11 thoughts on “Nanowrimo: Writing a Mom

  1. In addition to being a veteran, I’m also a former military wife SAHM. By the time I had 4 kids (aged 8, 5, 2, and under 1), I had the “single mom” thing well in hand, as did the other women who had this many kids in this age range. Moms with this many kids have figured out long ago how to make a household work: Their middle name is of necessity Reliable. The women we knew who had problems adjusting to their role as military wives were the very young ones, who had moved away from their origins for the first time, usually only had one kid, and sometimes one under the belt.

    It’s also unlikely that a military wife in this situation is going to be spending time with a friend from her childhood, because by this time, she has already managed three long-distance transfers (two “out” and one “in”; at this point, mine had been from Maryland to Alaska, to Hawaii, and then to Virginia), and she’s not living anywhere near the people in her past. Military families at this stage of life who don’t accompany their active-duty member on transfers, and who stay in their communities of origin, not only have the single parent thing down pat, but also they have their extended family network in place to help support them.

    The kind of personal and family situation you’re describing here is not that of an active-duty Army member’s wife and family, but that of a woman who’s husband has recently joined the National Guard, and she’s still not used to her Weekend Warrior’s periodic 2-week deployments. But if she is living in her hometown, she still has her extended family support, mentioned above (especially if she has been married long enough to have 4 kids aged 8 and under).

    1. Thank you for the feedback. That’s interesting. I must admit I invented the army wife thing to get rid of the husband because when the women switch places he cant be there. I think the national guard idea may be a better way to go. Thanks!

      1. It’s an interesting premise for a story. You seem to be comfortable with writing dialogue, so with just a bit of factual and psychological tweaking of the back story, the characters’ backgrounds and their current behavior, I think you can pull it off.

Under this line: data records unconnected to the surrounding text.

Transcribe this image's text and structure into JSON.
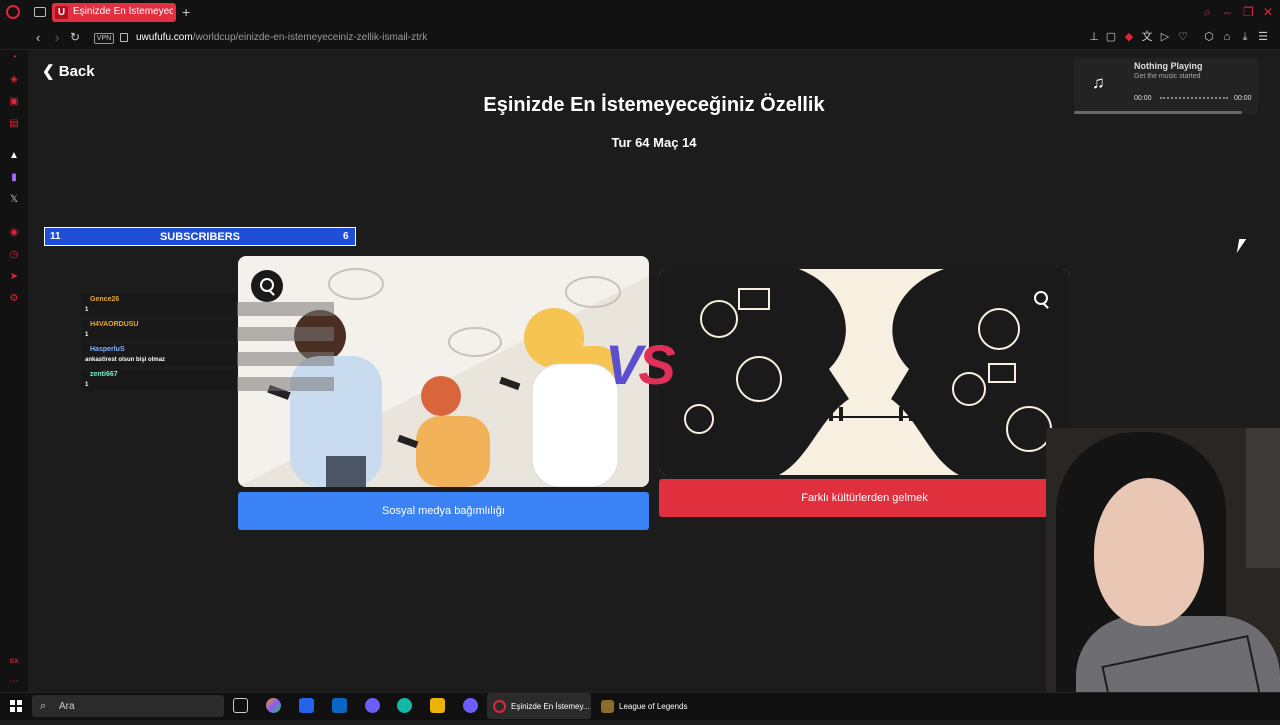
{
  "browser": {
    "tab": {
      "favicon": "U",
      "title": "Eşinizde En İstemeyeceğ"
    },
    "url": {
      "host": "uwufufu.com",
      "path": "/worldcup/einizde-en-istemeyeceiniz-zellik-ismail-ztrk"
    },
    "vpn_label": "VPN",
    "nav": {
      "back": "‹",
      "forward": "›",
      "reload": "↻",
      "new_tab": "+"
    }
  },
  "page": {
    "back_label": "Back",
    "title": "Eşinizde En İstemeyeceğiniz Özellik",
    "round_label": "Tur 64 Maç 14",
    "vs_v": "V",
    "vs_s": "S"
  },
  "music": {
    "status": "Nothing Playing",
    "subtitle": "Get the music started",
    "time_start": "00:00",
    "time_end": "00:00",
    "icon": "music-note"
  },
  "subscribers": {
    "left_count": "11",
    "label": "SUBSCRIBERS",
    "right_count": "6"
  },
  "choices": [
    {
      "label": "Sosyal medya bağımlılığı",
      "color": "#3b82f6"
    },
    {
      "label": "Farklı kültürlerden gelmek",
      "color": "#e0303e"
    }
  ],
  "chat": [
    {
      "user": "Gence26",
      "message": "1",
      "color": "#e6a935"
    },
    {
      "user": "H4VAORDUSU",
      "message": "1",
      "color": "#e6a935"
    },
    {
      "user": "HasperluS",
      "message": "ankastirest olsun bişi olmaz",
      "color": "#7fb2ff"
    },
    {
      "user": "zenti667",
      "message": "1",
      "color": "#7ff0c8"
    }
  ],
  "taskbar": {
    "search_placeholder": "Ara",
    "apps": [
      {
        "label": "Eşinizde En İstemey..."
      },
      {
        "label": "League of Legends"
      }
    ]
  }
}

      1. It hasn’t been an easy life, but it’s been interesting. We had the sister missionaries over for dinner tonight, and they were flabbergasted to find out that 35 years ago I was a spy, and had been stationed at a government intelligence organization that’s been in the news lately. (No, I don’t have to shoot anybody, now. That statute of limitations has expired.)

        1. I’m not anywhere near par on word count, yet, but that’s how this works for me. It’s kind of like planting ivy: “First you weep…then it will creep…then it will LEAP.”